Strasbourg: Ils livrent vos repas, mais les coursiers à vélo sont-ils formés à la sécurité?
A BICYCLETTE•Nombreux dans les rues de Strasbourg comme de grandes villes de France, les coursiers ne s’intéressent pas tous de la même manière à leur sécurité et celle des autres, mais des acteurs les sensibilisent…Bruno Poussard
L'essentiel
- Des « cafés vélo » sont organisés pour accompagner les livreurs et répondre à leurs questions.
- Deliveroo a distribué des milliers de casques et lumières à ses livreurs.
«Ah ces coursiers, ils sont complètement fous ! » Quel habitant d’une grande ville de France n’a jamais entendu cette affirmation, à propos de ceux qui livrent vos repas à toute heure et par tous temps ? Interrompu au milieu de la Grand’rue à Strasbourg ce mercredi, Rémi*, lui, utilise sa sonnette pour se frayer doucement un chemin au milieu des piétons, guidé par le smartphone vissé sur le guidon de son VTT.
« Quand je roule, je fais passer ma vie avant mon job, insiste cet étudiant en école d’ingénieur qui profite des vacances pour se faire un petit pécule en livrant à vélo. Mais c’est vrai qu’il y a des risques. Ça peut m’arriver d’être un peu plus pressé et d’analyser au mieux la situation, mais je préfère ne pas me mettre en danger pour rien. Un accident n’est dans l’intérêt de personne. »
Des cafés vélo pour les livreurs
Mais tous les (souvent jeunes) coursiers ne sont pas aussi prudents et informés de tous les risques qu’implique le statut d’auto-entrepreneur. Directeur du Cadr67, une des plus vieilles associations d’usagers de vélo du pays, Fabien Masson ne veut néanmoins surtout pas stigmatiser ces pratiquants « en bout de chaîne et dont la situation s’améliore d’ailleurs doucement » :
« C’est une minorité d’usagers cyclistes qui font qu’aujourd’hui on a une petite problématique de cohabitation, même si l’accidentologie, elle, est faible et en baisse. »
Depuis janvier, l’organisation a tenu deux premiers « cafés vélo » pour accompagner les livreurs. Outre un marquage des bicyclettes, ses bénévoles ont répondu à leurs questions. Du type : « ai-je le droit rouler avec une seule oreillette à l’oreille ? » ou « si un tourne-à-droite autorisé a disparu, puis-je encore tourner au feu rouge ? »
La plateforme Deliveroo s’en « préoccupe » aussi
« L’idée, c’est de parler de tout, de leur quotidien, ce qu’ils ont le droit et pas le droit de faire – d’autant qu’un certain nombre n’a pas encore de permis [voiture] –, la sécurité, le comportement des autres usagers… », complète Fabien Masson. Pas seulement du volet réglementaire donc, mais aussi de leurs problèmes ou questions techniques. Et des initiatives similaires existent aussi à Paris ou Lyon.

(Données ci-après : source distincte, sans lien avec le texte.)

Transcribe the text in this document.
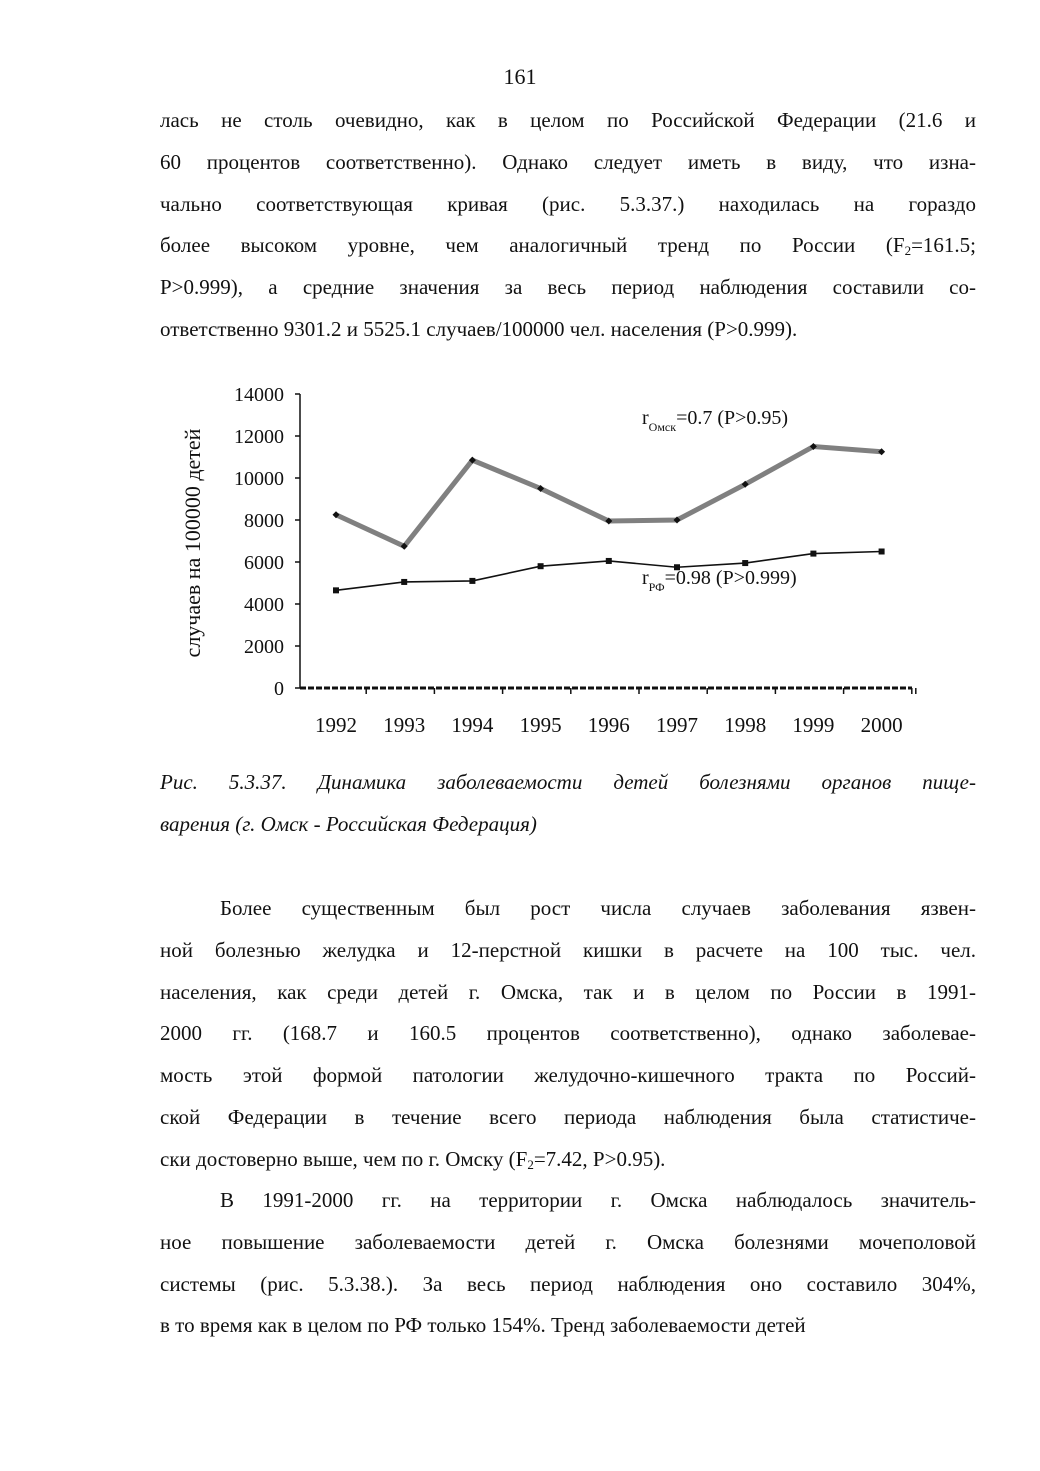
161
лась не столь очевидно, как в целом по Российской Федерации (21.6 и
60 процентов соответственно). Однако следует иметь в виду, что изна-
чально соответствующая кривая (рис. 5.3.37.) находилась на гораздо
более высоком уровне, чем аналогичный тренд по России ($F_2=161.5$;
P>0.999), а средние значения за весь период наблюдения составили со-
ответственно 9301.2 и 5525.1 случаев/100000 чел. населения (P>0.999).
0
2000
4000
6000
8000
10000
12000
14000
1992 1993 1994 1995 1996 1997 1998 1999 2000
случаев на 100000 детей
$r_{Омск}=0.7$ (P>0.95)
$r_{РФ}=0.98$ (P>0.999)
Рис. 5.3.37. Динамика заболеваемости детей болезнями органов пище-
варения (г. Омск - Российская Федерация)
Более существенным был рост числа случаев заболевания язвен-
ной болезнью желудка и 12-перстной кишки в расчете на 100 тыс. чел.
населения, как среди детей г. Омска, так и в целом по России в 1991-
2000 гг. (168.7 и 160.5 процентов соответственно), однако заболевае-
мость этой формой патологии желудочно-кишечного тракта по Россий-
ской Федерации в течение всего периода наблюдения была статистиче-
ски достоверно выше, чем по г. Омску ($F_2=7.42$, P>0.95).
В 1991-2000 гг. на территории г. Омска наблюдалось значитель-
ное повышение заболеваемости детей г. Омска болезнями мочеполовой
системы (рис. 5.3.38.). За весь период наблюдения оно составило 304%,
в то время как в целом по РФ только 154%. Тренд заболеваемости детей
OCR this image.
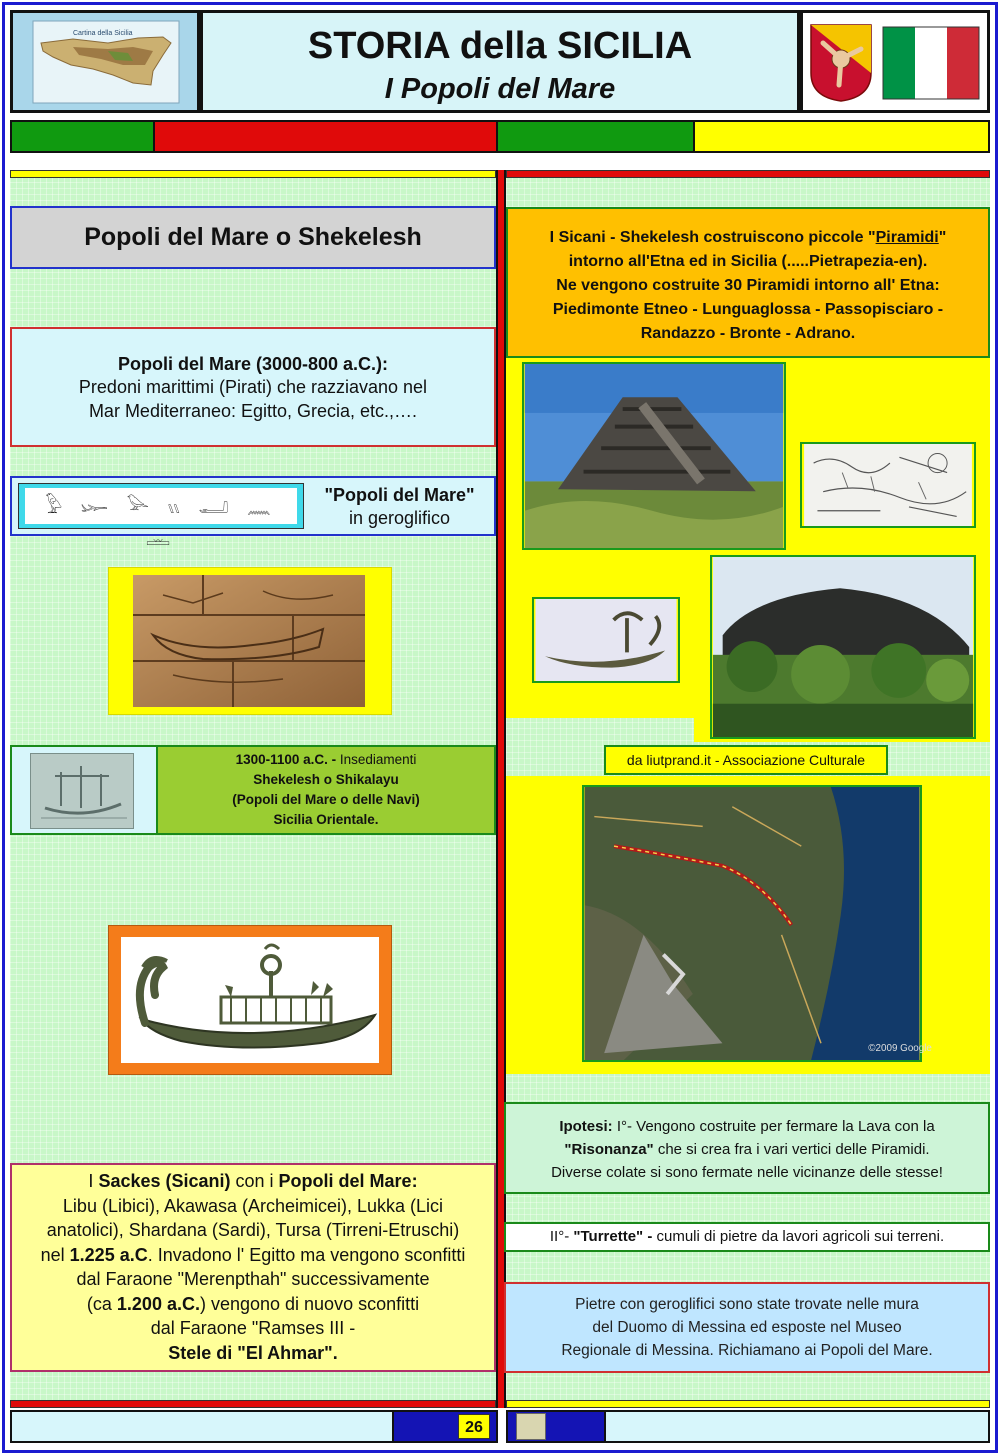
Cartina della Sicilia	STORIA della SICILIA
I Popoli del Mare
Popoli del Mare o Shekelesh
Popoli del Mare (3000-800 a.C.):
Predoni marittimi (Pirati) che razziavano nel
Mar Mediterraneo: Egitto, Grecia, etc.,….
𓅱 𓆱 𓅪 𓏭 𓂝 𓈖 𓏛
"Popoli del Mare"
in geroglifico
1300-1100 a.C. - Insediamenti
Shekelesh o Shikalayu
(Popoli del Mare o delle Navi)
Sicilia Orientale.
I Sackes (Sicani) con i Popoli del Mare:
Libu (Libici), Akawasa (Archeimicei), Lukka (Lici
anatolici), Shardana (Sardi), Tursa (Tirreni-Etruschi)
nel 1.225 a.C. Invadono l' Egitto ma vengono sconfitti
dal Faraone "Merenpthah" successivamente
(ca 1.200 a.C.) vengono di nuovo sconfitti
dal Faraone "Ramses III -
Stele di "El Ahmar".
I Sicani - Shekelesh costruiscono piccole "Piramidi"
intorno all'Etna ed in Sicilia (.....Pietrapezia-en).
Ne vengono costruite 30 Piramidi intorno all' Etna:
Piedimonte Etneo - Lunguaglossa - Passopisciaro -
Randazzo - Bronte - Adrano.
da liutprand.it - Associazione Culturale
©2009 Google
Ipotesi: I°- Vengono costruite per fermare la Lava con la
"Risonanza" che si crea fra i vari vertici delle Piramidi.
Diverse colate si sono fermate nelle vicinanze delle stesse!
II°- "Turrette" - cumuli di pietre da lavori agricoli sui terreni.
Pietre con geroglifici sono state trovate nelle mura
del Duomo di Messina ed esposte nel Museo
Regionale di Messina. Richiamano ai Popoli del Mare.
26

L’enjeu est de réussir à sensibiliser ces travailleurs parfois esseulés, du fait d’un grand turnover dans la communauté des coursiers. Et les plateformes aussi s’y intéressent. À l’aube de son troisième anniversaire en France, Hugues Decosse, à la tête de Deliveroo – qui paye désormais ses livreurs à la course – dans l’hexagone, explique avoir distribué des milliers de casques et lumières aux intéressés :
« Quand ils commencent, tous les livreurs ont aussi une petite formation où leur sont rappelées les règles et les notions de sécurité. S’il concerne tout le monde, le respect du Code de la route est toutefois même désormais contractualisé dans les prestations commerciales. Après, on ne peut pas, légalement, forcer à porter des casques. À nous de trouver moyens pour encourager encore la sécurité. »
« Le danger des voitures » au centre de discussions de coursiers
En plus de proposer une assurance responsabilité civile et une complémentaire santé aux auto-entrepreneurs, l’entreprise a monté des partenariats avec la préfecture de Paris et avec la Fédération des usagers de bicyclette en France, leurs bénévoles et leurs outils, autour de « Roo cafés » similaires dans la capitale afin de tenter d’aborder ces sujets de manière « ludique ».
Car la sécurité n’est pas forcément au centre des discussions au sein des communautés locales de coursiers, même si les graves accidents en font vite le tour. « On parle plus des galères quotidiennes, des aménagements, du danger des voitures et de celles qui vous doublent pour freiner au feu rouge 50 mètres après, des dégâts matériels ou des vols de vélo… », témoigne encore Rémi.
*Le prénom a été changé à sa demande.